No entanto, ao erguer obstáculos mais rígidos e elevados para os estrangeiros que buscam se mudar para os EUA ou continuar no país depois de chegar ilegalmente, a Casa Branca está tentando fazer o país retornar aos controles mais rígidos da imigração em vigor antes dos anos 1960.

"Dentro do governo há vários atores chaves que estão apenas procurando qualquer oportunidade, qualquer programa, cada margem regulatória ou administrativa que exista para restringir a entrada nos EUA", disse Linda Hartke, presidente e executiva-chefe do Serviço Luterano de Imigração e Refugiados, que reassenta refugiados.

REFORMA BUROCRÁTICA

Mesmo enquanto combate ordens judiciais que tentam conter partes da agenda migratória de Trump, Sessions, o assessor da Casa Branca Stephen Miller e outros atores chaves estão encontrando maneiras de encolher o sistema de imigração.

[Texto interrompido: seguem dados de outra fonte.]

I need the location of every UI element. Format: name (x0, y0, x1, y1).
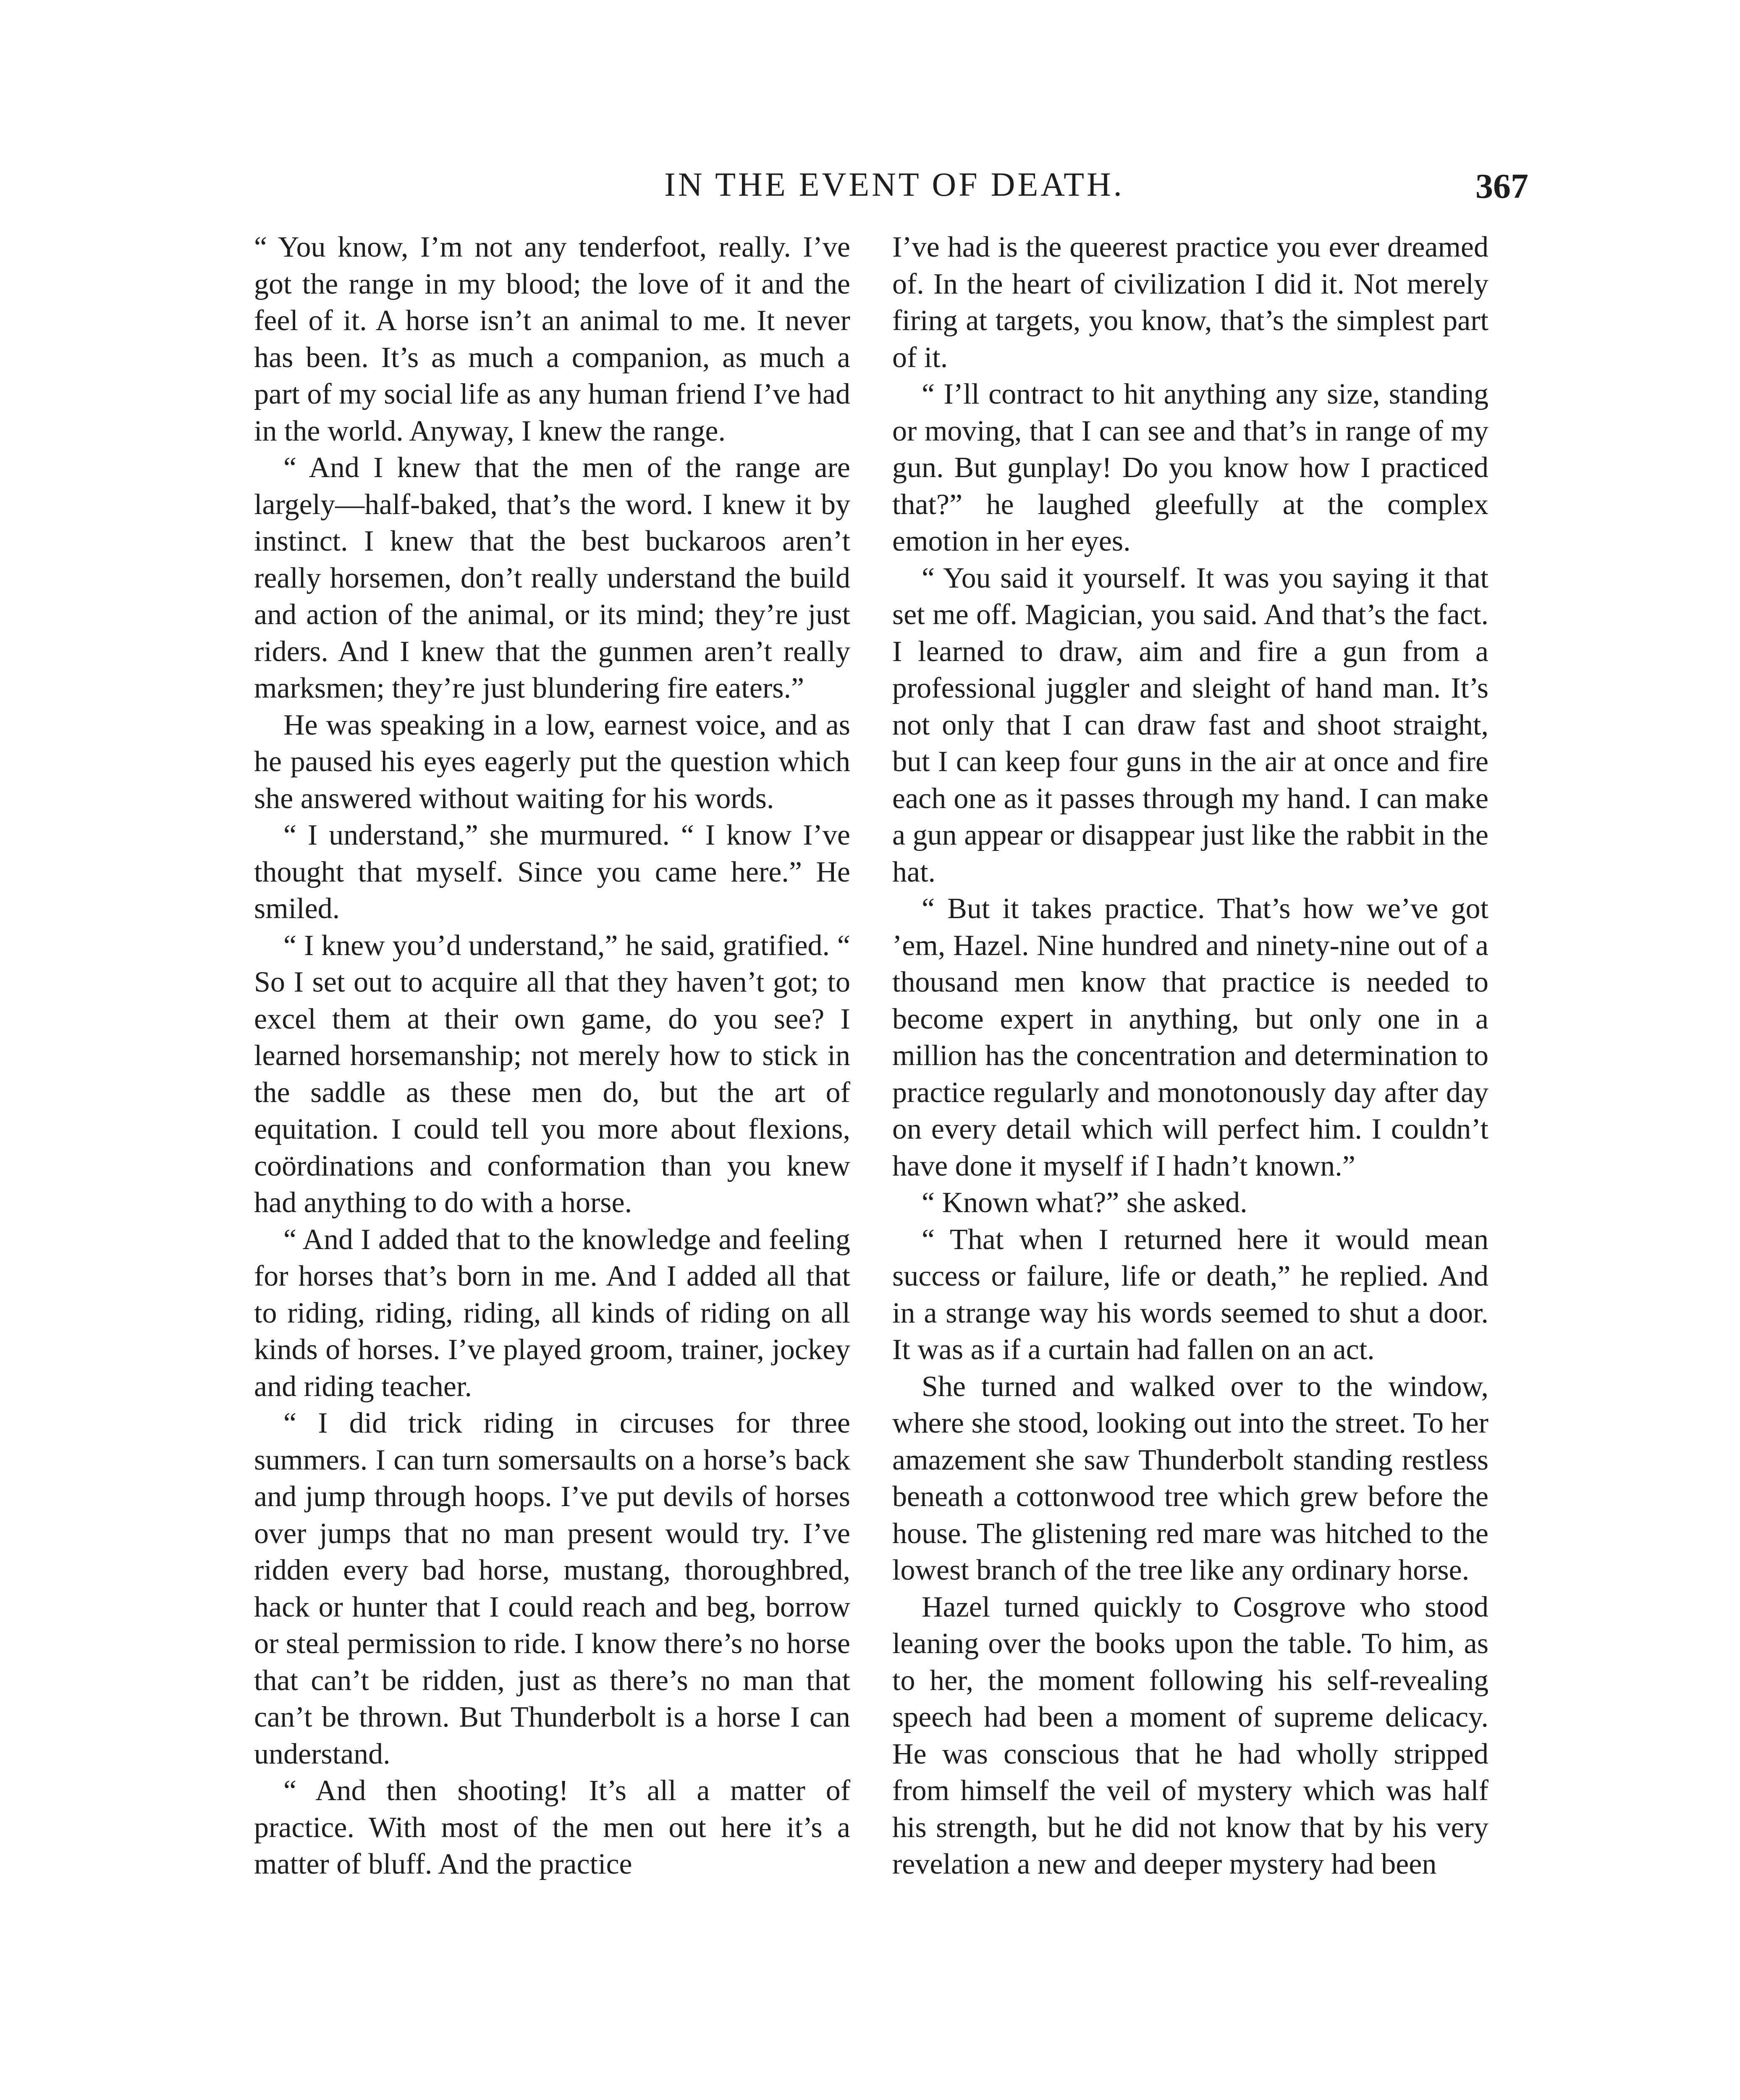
paragraph: He was speaking in a low, earnest voice, and as he paused his eyes eagerly put the question which she answered without waiting for his words. (254, 709, 850, 815)
paragraph: “ That when I returned here it would mean success or failure, life or death,” he replied. And in a strange way his words seemed to shut a door. It was as if a curtain had fallen on an act. (892, 1223, 1488, 1366)
paragraph: “ And then shooting! It’s all a matter of practice. With most of the men out here it’s a matter of bluff. And the practice (254, 1774, 850, 1880)
paragraph: “ I’ll contract to hit anything any size, standing or moving, that I can see and that’s in range of my gun. But gunplay! Do you know how I practiced that?” he laughed gleefully at the complex emotion in her eyes. (892, 378, 1488, 557)
running-title: IN THE EVENT OF DEATH. (664, 166, 1124, 203)
paragraph: “ I did trick riding in circuses for three summers. I can turn somersaults on a horse’s back and jump through hoops. I’ve put devils of horses over jumps that no man present would try. I’ve ridden every bad horse, mustang, thoroughbred, hack or hunter that I could reach and beg, borrow or steal permission to ride. I know there’s no horse that can’t be ridden, just as there’s no man that can’t be thrown. But Thunderbolt is a horse I can understand. (254, 1407, 850, 1770)
paragraph: Hazel turned quickly to Cosgrove who stood leaning over the books upon the table. To him, as to her, the moment following his self-revealing speech had been a moment of supreme delicacy. He was conscious that he had wholly stripped from himself the veil of mystery which was half his strength, but he did not know that by his very revelation a new and deeper mystery had been (892, 1591, 1488, 1880)
paragraph: “ But it takes practice. That’s how we’ve got ’em, Hazel. Nine hundred and ninety-nine out of a thousand men know that practice is needed to become expert in anything, but only one in a million has the concentration and determination to practice regularly and monotonously day after day on every detail which will perfect him. I couldn’t have done it myself if I hadn’t known.” (892, 892, 1488, 1182)
left-column (254, 229, 850, 1883)
paragraph: “ I knew you’d understand,” he said, gratified. “ So I set out to acquire all that they haven’t got; to excel them at their own game, do you see? I learned horsemanship; not merely how to stick in the saddle as these men do, but the art of equitation. I could tell you more about flexions, coördinations and conformation than you knew had anything to do with a horse. (254, 929, 850, 1219)
page-number: 367 (1475, 167, 1528, 206)
paragraph: “ Known what?” she asked. (922, 1186, 1247, 1219)
paragraph: “ You know, I’m not any tenderfoot, really. I’ve got the range in my blood; the love of it and the feel of it. A horse isn’t an animal to me. It never has been. It’s as much a companion, as much a part of my social life as any human friend I’ve had in the world. Anyway, I knew the range. (254, 231, 850, 447)
paragraph: “ And I knew that the men of the range are largely—half-baked, that’s the word. I knew it by instinct. I knew that the best buckaroos aren’t really horsemen, don’t really understand the build and action of the animal, or its mind; they’re just riders. And I knew that the gunmen aren’t really marksmen; they’re just blundering fire eaters.” (254, 452, 850, 704)
paragraph: “ I understand,” she murmured. “ I know I’ve thought that myself. Since you came here.” He smiled. (254, 819, 850, 925)
page-header (260, 166, 1528, 212)
right-column (892, 229, 1488, 1883)
paragraph: She turned and walked over to the window, where she stood, looking out into the street. To her amazement she saw Thunderbolt standing restless beneath a cottonwood tree which grew before the house. The glistening red mare was hitched to the lowest branch of the tree like any ordinary horse. (892, 1370, 1488, 1586)
paragraph: “ You said it yourself. It was you saying it that set me off. Magician, you said. And that’s the fact. I learned to draw, aim and fire a gun from a professional juggler and sleight of hand man. It’s not only that I can draw fast and shoot straight, but I can keep four guns in the air at once and fire each one as it passes through my hand. I can make a gun appear or disappear just like the rabbit in the hat. (892, 562, 1488, 888)
paragraph: I’ve had is the queerest practice you ever dreamed of. In the heart of civilization I did it. Not merely firing at targets, you know, that’s the simplest part of it. (892, 231, 1488, 374)
paragraph: “ And I added that to the knowledge and feeling for horses that’s born in me. And I added all that to riding, riding, riding, all kinds of riding on all kinds of horses. I’ve played groom, trainer, jockey and riding teacher. (254, 1223, 850, 1403)
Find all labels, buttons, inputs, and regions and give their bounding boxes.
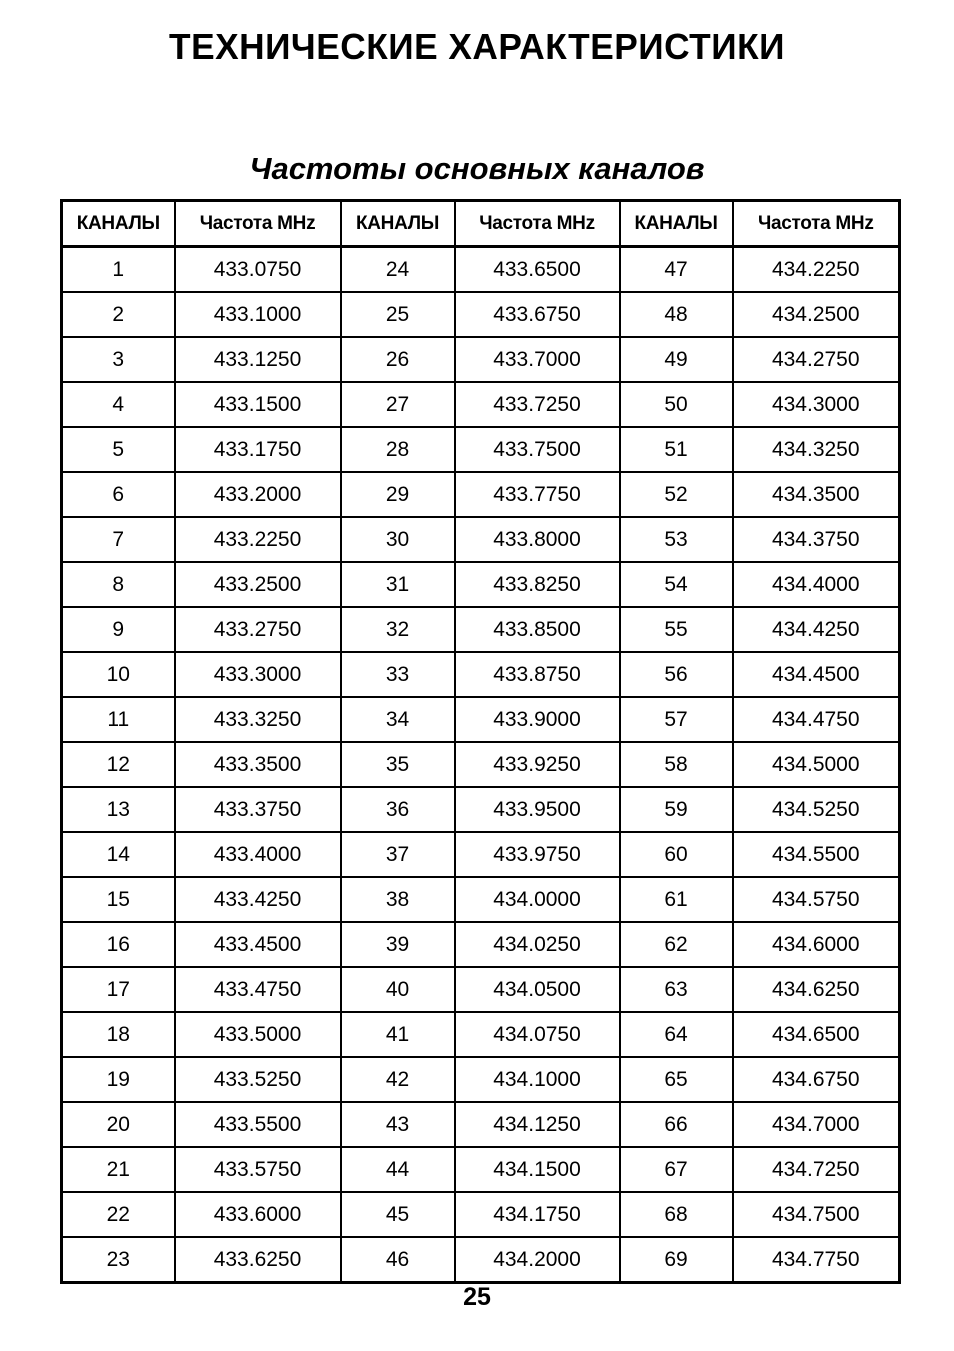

Miller foi assessor de Sessions antes que os dois entrassem para o governo; em menos de um ano, suas prescrições de políticas de imigração passaram do reino das listas de desejos a ordens executivas da Casa Branca.

Em outubro, a Casa Branca —em um plano liderado por Miller— disse que havia conduzido uma "revisão de baixo para cima de todas as políticas de imigração" e descobriu "brechas perigosas, leis antiquadas e vulnerabilidades facilmente exploradas em nosso sistema de imigração —políticas atuais que estão prejudicando nosso país e nossas comunidades".

Trump endossou a legislação do Partido Republicano para cortar a imigração legal anual pela metade, reduzindo o número de "green cards" emitidos anualmente de cerca de 1 milhão para 500 mil. Mais peso seria dado aos imigrantes com qualificação profissional, em oposição aos que têm parentes nos EUA.

O presidente cortou o número de refugiados que os EUA se dispõem a aceitar anualmente de 110 mil para 45 mil, o nível mais baixo desde 1980, e ordenou a implementação de um sistema demorado de "seleção extrema" que poderá diminuir em muito o número de refugiados aprovados a cada ano. Em outubro, 1.242 refugiados chegaram aos EUA, contra 9.945 em outubro de 2016.

Trump também eliminou um programa menor especificamente para refugiados que fugiam da violência na América Central. O Pentágono, citando preocupações sobre a seleção, suspendeu um programa de recrutamento que oferecia a estrangeiros capacitados uma via rápida para a cidadania se servissem nas Forças Armadas.

Muzaffar Chishti, diretor do Instituto de Política Migratória na faculdade de direito da Universidade de Nova York, disse que quase 350 mil recém-chegados legalmente aos EUA por ano são cônjuges e filhos menores de cidadãos americanos e residentes permanentes.

Já que barrar essas chegadas não entra em consideração, segundo Chishti, o governo teria de eliminar ou reduzir acentuadamente quase todos os outros meios de entrada para reduzir o número anual de imigrantes para 500 mil.

Além da decisão desta semana sobre os haitianos, o governo se recusou neste mês a renovar a Situação de Protegido Temporário, uma espécie de residência provisória, para cerca de 2.500 nicaraguenses.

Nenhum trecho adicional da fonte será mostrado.